A desolate sight
While they ate, he told them something of his routine. He had an alarm clock to wake him at six-thirty. He got up then, bathed, sometimes shaved, and went to the galley to make himself breakfast: coffee, toast and preserves. Then he inspected ship, did what cleaning up was necessary, and went on shore for his daily constitutional. He did this whatever the weather, and had been engaged on it at the time that Matthew found the ladder and came on board.
In the early days of being on his own, he had worked in the afternoons as well, tidying up after the shock. Now this was unnecessary and he spent his afternoons by the pool or, in bad weather, with gramophone records and films. There was a ship’s library but he was not, Matthew gathered, a reading man.

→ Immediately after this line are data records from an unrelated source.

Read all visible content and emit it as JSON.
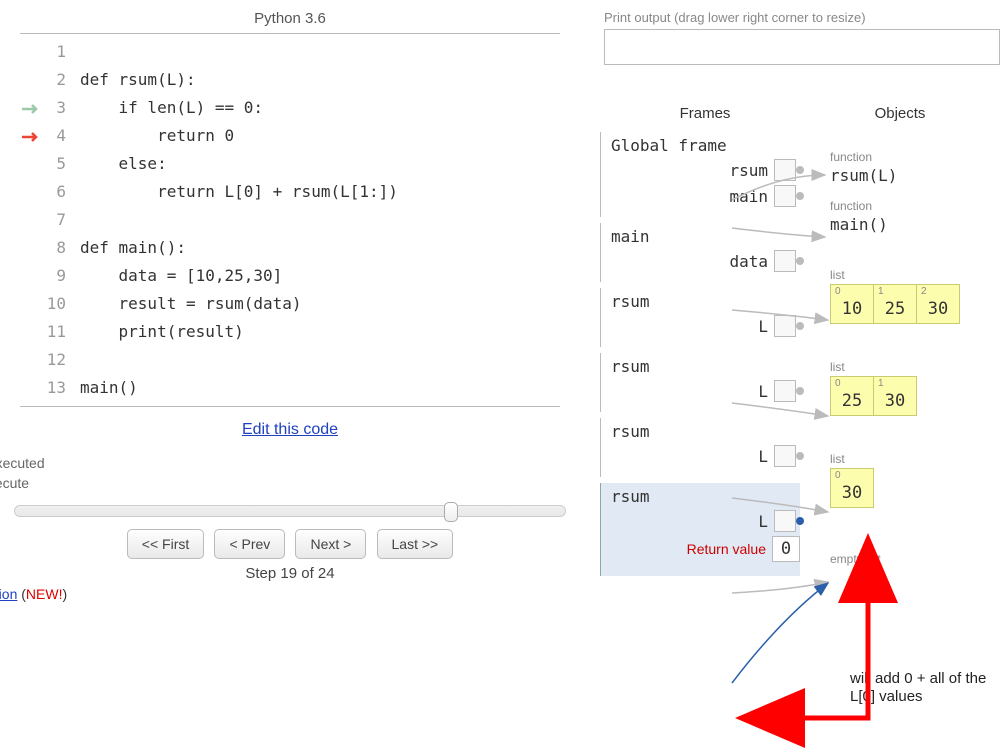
{
  "title": "Python 3.6",
  "code": [
    "",
    "def rsum(L):",
    "    if len(L) == 0:",
    "        return 0",
    "    else:",
    "        return L[0] + rsum(L[1:])",
    "",
    "def main():",
    "    data = [10,25,30]",
    "    result = rsum(data)",
    "    print(result)",
    "",
    "main()"
  ],
  "current_line_arrow": 4,
  "prev_line_arrow": 3,
  "edit_link": "Edit this code",
  "status1": "t executed",
  "status2": "execute",
  "buttons": {
    "first": "<< First",
    "prev": "< Prev",
    "next": "Next >",
    "last": "Last >>"
  },
  "step_label": "Step 19 of 24",
  "bottom_link_text": "zation",
  "bottom_new": "NEW!",
  "output_label": "Print output (drag lower right corner to resize)",
  "headers": {
    "frames": "Frames",
    "objects": "Objects"
  },
  "frames": [
    {
      "title": "Global frame",
      "vars": [
        "rsum",
        "main"
      ]
    },
    {
      "title": "main",
      "vars": [
        "data"
      ]
    },
    {
      "title": "rsum",
      "vars": [
        "L"
      ]
    },
    {
      "title": "rsum",
      "vars": [
        "L"
      ]
    },
    {
      "title": "rsum",
      "vars": [
        "L"
      ]
    },
    {
      "title": "rsum",
      "vars": [
        "L"
      ],
      "active": true,
      "return": "0",
      "return_label": "Return value"
    }
  ],
  "objects": {
    "fn1_label": "function",
    "fn1": "rsum(L)",
    "fn2_label": "function",
    "fn2": "main()",
    "list_label": "list",
    "list1": [
      "10",
      "25",
      "30"
    ],
    "list2": [
      "25",
      "30"
    ],
    "list3": [
      "30"
    ],
    "empty_label": "empty list"
  },
  "annotation": "will add 0 + all of the L[0] values"
}
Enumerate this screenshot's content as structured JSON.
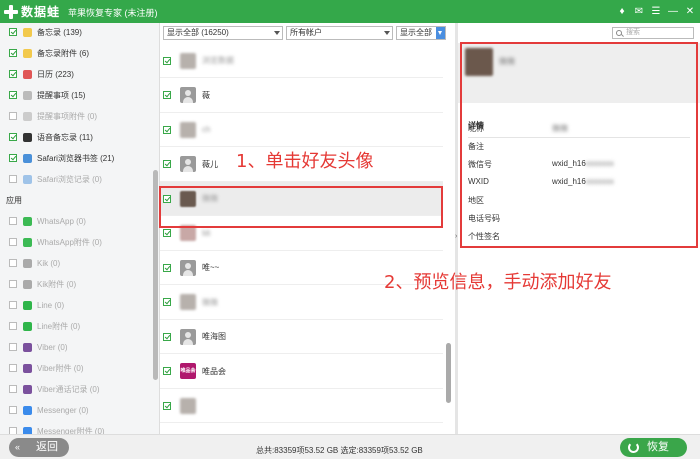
{
  "app": {
    "logo_text": "数据蛙",
    "title": "苹果恢复专家 (未注册)"
  },
  "window_controls": [
    "♦",
    "✉",
    "☰",
    "—",
    "✕"
  ],
  "sidebar": {
    "items": [
      {
        "label": "备忘录 (139)",
        "checked": true,
        "dim": false,
        "icon_color": "#f2c94c"
      },
      {
        "label": "备忘录附件 (6)",
        "checked": true,
        "dim": false,
        "icon_color": "#f2c94c"
      },
      {
        "label": "日历 (223)",
        "checked": true,
        "dim": false,
        "icon_color": "#e05656"
      },
      {
        "label": "提醒事项 (15)",
        "checked": true,
        "dim": false,
        "icon_color": "#bbbbbb"
      },
      {
        "label": "提醒事项附件 (0)",
        "checked": false,
        "dim": true,
        "icon_color": "#cccccc"
      },
      {
        "label": "语音备忘录 (11)",
        "checked": true,
        "dim": false,
        "icon_color": "#333333"
      },
      {
        "label": "Safari浏览器书签 (21)",
        "checked": true,
        "dim": false,
        "icon_color": "#4a90d9"
      },
      {
        "label": "Safari浏览记录 (0)",
        "checked": false,
        "dim": true,
        "icon_color": "#9fc3e8"
      }
    ],
    "section_apps": "应用",
    "app_items": [
      {
        "label": "WhatsApp (0)",
        "icon_color": "#3cba54"
      },
      {
        "label": "WhatsApp附件 (0)",
        "icon_color": "#3cba54"
      },
      {
        "label": "Kik (0)",
        "icon_color": "#aaaaaa"
      },
      {
        "label": "Kik附件 (0)",
        "icon_color": "#aaaaaa"
      },
      {
        "label": "Line (0)",
        "icon_color": "#2fb54a"
      },
      {
        "label": "Line附件 (0)",
        "icon_color": "#2fb54a"
      },
      {
        "label": "Viber (0)",
        "icon_color": "#7b519d"
      },
      {
        "label": "Viber附件 (0)",
        "icon_color": "#7b519d"
      },
      {
        "label": "Viber通话记录 (0)",
        "icon_color": "#7b519d"
      },
      {
        "label": "Messenger (0)",
        "icon_color": "#3b8beb"
      },
      {
        "label": "Messenger附件 (0)",
        "icon_color": "#3b8beb"
      }
    ]
  },
  "filters": {
    "show": "显示全部 (16250)",
    "account": "所有帐户",
    "show2": "显示全部"
  },
  "list": {
    "rows": [
      {
        "name": "浏览数据",
        "checked": true,
        "avatar": "blur",
        "name_blur": true
      },
      {
        "name": "薇",
        "checked": true,
        "avatar": "gray",
        "name_blur": false
      },
      {
        "name": "ch",
        "checked": true,
        "avatar": "blur",
        "name_blur": true
      },
      {
        "name": "薇儿",
        "checked": true,
        "avatar": "gray",
        "name_blur": false
      },
      {
        "name": "微微",
        "checked": true,
        "avatar": "dark",
        "name_blur": true
      },
      {
        "name": "Mi",
        "checked": true,
        "avatar": "pink",
        "name_blur": true
      },
      {
        "name": "唯~~",
        "checked": true,
        "avatar": "gray",
        "name_blur": false
      },
      {
        "name": "微微",
        "checked": true,
        "avatar": "blur",
        "name_blur": true
      },
      {
        "name": "唯海图",
        "checked": true,
        "avatar": "gray",
        "name_blur": false
      },
      {
        "name": "唯品会",
        "checked": true,
        "avatar": "brand",
        "name_blur": false,
        "brand_text": "唯品会"
      },
      {
        "name": "",
        "checked": true,
        "avatar": "blur",
        "name_blur": true
      }
    ]
  },
  "search": {
    "placeholder": "搜索"
  },
  "detail": {
    "name": "微微",
    "section": "详情",
    "fields": [
      {
        "label": "昵称",
        "value": "",
        "blur": "微微"
      },
      {
        "label": "备注",
        "value": "",
        "blur": ""
      },
      {
        "label": "微信号",
        "value": "wxid_h16",
        "blur": "xxxxxxx"
      },
      {
        "label": "WXID",
        "value": "wxid_h16",
        "blur": "xxxxxxx"
      },
      {
        "label": "地区",
        "value": "",
        "blur": ""
      },
      {
        "label": "电话号码",
        "value": "",
        "blur": ""
      },
      {
        "label": "个性签名",
        "value": "",
        "blur": ""
      }
    ]
  },
  "annotations": {
    "step1": "1、单击好友头像",
    "step2": "2、预览信息，手动添加好友"
  },
  "bottom": {
    "back": "返回",
    "status": "总共:83359项53.52 GB 选定:83359项53.52 GB",
    "recover": "恢复"
  }
}
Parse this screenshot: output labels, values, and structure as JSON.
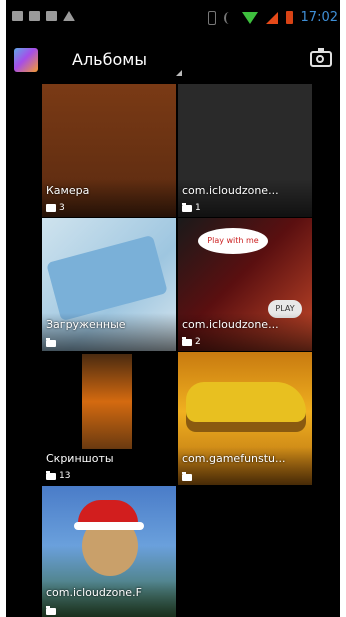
{
  "statusbar": {
    "time": "17:02",
    "left_icons": [
      "mail-icon",
      "image-icon",
      "message-icon",
      "warning-icon"
    ],
    "right_icons": [
      "vibrate-icon",
      "nfc-icon",
      "wifi-icon",
      "signal-icon",
      "battery-icon"
    ],
    "colors": {
      "time": "#3f8fd6",
      "wifi": "#3ec03e",
      "signal": "#e64a19",
      "battery": "#d84315"
    }
  },
  "actionbar": {
    "title": "Альбомы",
    "app_icon": "gallery-app-icon",
    "action_icon": "camera-icon"
  },
  "albums": [
    {
      "name": "Камера",
      "count": "3",
      "type_icon": "camera-icon"
    },
    {
      "name": "com.icloudzone...",
      "count": "1",
      "type_icon": "folder-icon"
    },
    {
      "name": "Загруженные",
      "count": "",
      "type_icon": "folder-icon"
    },
    {
      "name": "com.icloudzone...",
      "count": "2",
      "type_icon": "folder-icon",
      "overlay_text": "Play with me",
      "badge": "PLAY"
    },
    {
      "name": "Скриншоты",
      "count": "13",
      "type_icon": "folder-icon"
    },
    {
      "name": "com.gamefunstu...",
      "count": "",
      "type_icon": "folder-icon"
    },
    {
      "name": "com.icloudzone.F",
      "count": "",
      "type_icon": "folder-icon"
    }
  ]
}
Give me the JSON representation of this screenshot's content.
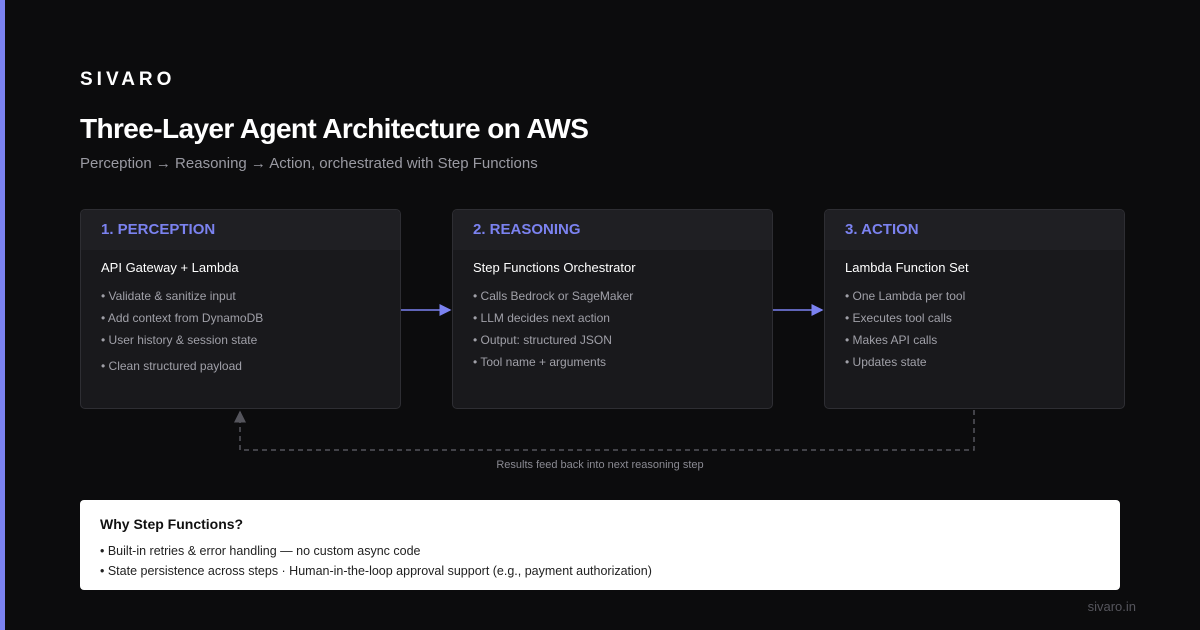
{
  "colors": {
    "accent": "#7b82f0",
    "background": "#0c0c0d",
    "card": "#19191c",
    "card_header": "#1f1f23",
    "dashed_line": "#55555c"
  },
  "brand": "SIVARO",
  "title": "Three-Layer Agent Architecture on AWS",
  "subtitle": "Perception → Reasoning → Action, orchestrated with Step Functions",
  "layers": [
    {
      "label": "1. PERCEPTION",
      "heading": "API Gateway + Lambda",
      "items": [
        "• Validate & sanitize input",
        "• Add context from DynamoDB",
        "• User history & session state",
        "• Clean structured payload"
      ]
    },
    {
      "label": "2. REASONING",
      "heading": "Step Functions Orchestrator",
      "items": [
        "• Calls Bedrock or SageMaker",
        "• LLM decides next action",
        "• Output: structured JSON",
        "• Tool name + arguments"
      ]
    },
    {
      "label": "3. ACTION",
      "heading": "Lambda Function Set",
      "items": [
        "• One Lambda per tool",
        "• Executes tool calls",
        "• Makes API calls",
        "• Updates state"
      ]
    }
  ],
  "feedback_caption": "Results feed back into next reasoning step",
  "why": {
    "title": "Why Step Functions?",
    "items": [
      "• Built-in retries & error handling — no custom async code",
      "• State persistence across steps · Human-in-the-loop approval support (e.g., payment authorization)"
    ]
  },
  "footer": "sivaro.in"
}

On this particular afternoon, he took Matthew and Billy on a tour of the ship. He was cheerful in manner, factual in description. It was as though they were official visitors, friends of a friend, and the tanker herself tied up in the Port of London, resting between voyages. He pointed out the damage she had suffered but spoke of it briskly; his voice carried the implication of ship-repairing gangs in the offing. They went up on the bridge, whose wings reached out on either side of the tower. They were well over a hundred feet above the sea bed here, with the radar and signal mast high above them again. The tanker’s great length stretched away into the distance. The rain had stopped and visibility was better: they could see mile after mile of mud flats, shingle beds and rocks. A desolate enough sight, Matthew thought, to drive a man mad.